AUS DEM SPIEGEL
Ausgabe 25/2006

Schweizer Fernsehen leitet rechtliche Schritte gegen Günter Netzers Firma Infront ein

Bei seinen aktuellen ARD-Auftritten als WM-Analytiker lässt sich Günter Netzer nichts anmerken - doch in seiner Hauptbeschäftigung als Gesellschafter und Geschäftsführer des WM-Rechte-Vermarkters Infront hat er derzeit mit Kalamitäten zu kämpfen. So hat das Schweizer Fernsehen SRG vorige Woche rechtliche Schritte gegen Infront eingeleitet, wie SRG-Sprecher Max Gurtner bestätigt. Die SRG hatte von Infront die WM-Übertragungsrechte für die Schweiz erworben und sieht diese nun durch RTL und den französischen Kanal M6 verletzt.
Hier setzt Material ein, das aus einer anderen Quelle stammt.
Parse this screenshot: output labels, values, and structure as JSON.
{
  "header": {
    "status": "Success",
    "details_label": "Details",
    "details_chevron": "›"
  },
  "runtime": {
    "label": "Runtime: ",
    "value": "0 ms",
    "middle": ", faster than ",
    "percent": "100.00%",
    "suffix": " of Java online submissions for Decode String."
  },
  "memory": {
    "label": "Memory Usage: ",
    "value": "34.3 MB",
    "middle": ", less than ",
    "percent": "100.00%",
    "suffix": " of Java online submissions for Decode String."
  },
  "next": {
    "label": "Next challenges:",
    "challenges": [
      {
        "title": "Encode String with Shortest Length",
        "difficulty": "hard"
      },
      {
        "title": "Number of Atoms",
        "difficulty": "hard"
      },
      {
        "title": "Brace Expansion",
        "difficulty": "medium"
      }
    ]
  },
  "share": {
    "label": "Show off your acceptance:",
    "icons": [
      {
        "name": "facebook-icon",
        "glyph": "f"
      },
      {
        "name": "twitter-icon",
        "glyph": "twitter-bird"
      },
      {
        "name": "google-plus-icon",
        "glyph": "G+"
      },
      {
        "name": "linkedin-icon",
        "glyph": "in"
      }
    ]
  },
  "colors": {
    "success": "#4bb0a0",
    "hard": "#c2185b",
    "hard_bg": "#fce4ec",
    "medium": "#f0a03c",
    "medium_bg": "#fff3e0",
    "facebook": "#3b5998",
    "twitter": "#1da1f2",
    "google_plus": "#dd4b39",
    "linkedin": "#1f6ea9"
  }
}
Beide zeigen ausgewählte WM-Spiele in einem speziellen Schweizer Programmfenster und verkaufen dafür auch Werbezeiten. "Eine eindeutige Verletzung unserer Exklusivrechte", so Gurtner. Man habe entsprechend auch Forderungen gegen Infront geltend gemacht. Unschöne Neuigkeiten gibt es auch von Netzers Infront-Geschäftspartner und Ex-Adidas- Chef Robert-Louis Dreyfus. Ein Strafgericht in Marseille verurteilte den Manager jüngst wegen Betrugs zu drei Jahren Haft auf Bewährung und einer Geldstrafe von 375.000 Euro. In dem Prozess um illegale Zahlungen bei 15 Spielertransfers in Dreyfus' Zeit als Clubeigner von Olympique Marseille ging es um illegale Zahlungen in Höhe von 22 Millionen Euro. Dreyfus' Anwältin kündigte an, Berufung einzulegen.